Chapter 26 - Almost A Miracle
As we get closer to Independence Day, it is important, I think, to reflect how our country came into being and to recognize the men and women who founded the nation. Initially, the colonists just wanted to be "heard" by King George and members of Parliament, asking to be represented in their governing body. When this was declined, tensions escalated, one thing led to another and suddenly American patriots found themselves at war with their mother country. Even with the conflict, there were citizens who believed England would give into the colonies' demands for representation. Others wanted complete independence. Regardless, those who spoke for the colonies knew it had to be a united effort or it would be a futile loss of lives. At that time the Articles of Confederation and Perpetration were agreed upon by the thirteen colonies and served as the first constitution.

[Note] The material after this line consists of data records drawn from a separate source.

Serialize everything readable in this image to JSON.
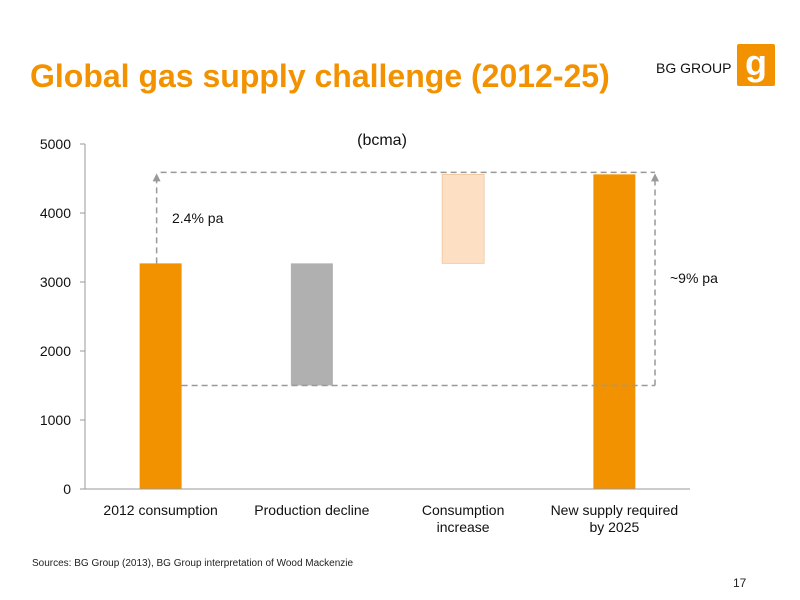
{
  "slide": {
    "title": "Global gas supply challenge (2012-25)",
    "brand": "BG GROUP",
    "logo_letter": "g",
    "source": "Sources: BG Group (2013), BG Group interpretation of Wood Mackenzie",
    "page_number": "17"
  },
  "colors": {
    "accent": "#f39200",
    "grey": "#b0b0b0",
    "light_orange": "#fde0c4"
  },
  "chart_data": {
    "type": "bar",
    "subtype": "waterfall",
    "unit_label": "(bcma)",
    "categories": [
      [
        "2012 consumption"
      ],
      [
        "Production decline"
      ],
      [
        "Consumption",
        "increase"
      ],
      [
        "New supply required",
        "by 2025"
      ]
    ],
    "bars": [
      {
        "base": 0,
        "top": 3270,
        "color": "#f39200"
      },
      {
        "base": 1500,
        "top": 3270,
        "color": "#b0b0b0"
      },
      {
        "base": 3270,
        "top": 4560,
        "color": "#fde0c4"
      },
      {
        "base": 0,
        "top": 4560,
        "color": "#f39200"
      }
    ],
    "ylim": [
      0,
      5000
    ],
    "yticks": [
      0,
      1000,
      2000,
      3000,
      4000,
      5000
    ],
    "grid": false,
    "annotations": [
      "2.4% pa",
      "~9% pa"
    ]
  }
}
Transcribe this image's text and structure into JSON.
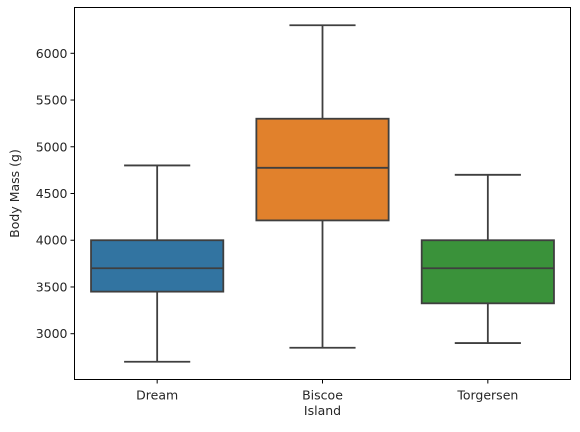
{
  "chart_data": {
    "type": "box",
    "title": "",
    "xlabel": "Island",
    "ylabel": "Body Mass (g)",
    "categories": [
      "Dream",
      "Biscoe",
      "Torgersen"
    ],
    "boxes": [
      {
        "category": "Dream",
        "whisker_low": 2700,
        "q1": 3450,
        "median": 3700,
        "q3": 4000,
        "whisker_high": 4800,
        "color": "#3274a1"
      },
      {
        "category": "Biscoe",
        "whisker_low": 2850,
        "q1": 4212,
        "median": 4775,
        "q3": 5300,
        "whisker_high": 6300,
        "color": "#e1812c"
      },
      {
        "category": "Torgersen",
        "whisker_low": 2900,
        "q1": 3325,
        "median": 3700,
        "q3": 4000,
        "whisker_high": 4700,
        "color": "#3a923a"
      }
    ],
    "yticks": [
      3000,
      3500,
      4000,
      4500,
      5000,
      5500,
      6000
    ],
    "ylim": [
      2510,
      6490
    ],
    "grid": false,
    "line_color": "#3f3f3f"
  }
}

After the war was won, the establishment of a new order was necessary. Again, many in the new country thought that each state should become a country of its own but wiser minds prevailed and through the Constitution and the Federalist Papers, an country was born.
Here are some terrific books about the war if you wish to refresh your knowledge of America's struggle to become a self-governing nation.

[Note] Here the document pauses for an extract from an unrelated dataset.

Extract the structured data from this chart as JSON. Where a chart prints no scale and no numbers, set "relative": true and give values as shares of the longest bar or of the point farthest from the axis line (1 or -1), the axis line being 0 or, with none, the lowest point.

The Boston Massacre by Hiller B. Zobel - This non-fiction book tells the story of the events that lead up to the fury felt by the colonists and ultimately, the American Revolution.
1776 by David McCullough - McCullough's riveting history of the early days of the Revolution, when most patriots had no hope of winning freedom and fought a well trained, well equipped, and extremely disciplined adversary. You'll wonder how they did it!
Killing England by Bill O'Reilly - O'Reilly's story is a good overview of the entire war, including the end. This is a terrific read and a great introduction to some of the heroic and well known figures of American history.
Founding Mothers: The Women Who Raised Our Nation by Cokie Roberts - I read this book years ago and it still is one of my favorites. Roberts detailed some of the important women who contributed to the war efforts guiding their husbands or sons in important decisions. In the book, she focused on such notables as Abigail Adams, Mercy Otis Warren, Deborah Read Franklin, Eliza Pinckney, Catherine Littlefield Green, Esther DeBerdt Reed and Martha Washington.
Miracle at Philadelphia by Catherine Drinker Bowen - Using diaries and newspaper articles of the day, Bowen presents the five months of discussion and deliberation which occurred in Philadelphia to draft the Articles of Confederation.
Standing in Their Own Light: African American Patriots in the American Revolution by Judith L. Van Buskirk - Van Buskirk explores the role African Americans play in the early days of the country and how things changed or stayed the same for them after the war.
There is an old adage that those who do not learn history are doomed to repeat it. Many of the struggles of the early Americans continue, it seems, to unfold today so perhaps we can learn some lessons from that time period,
Do you have any favorite Revolutionary War books? Please share!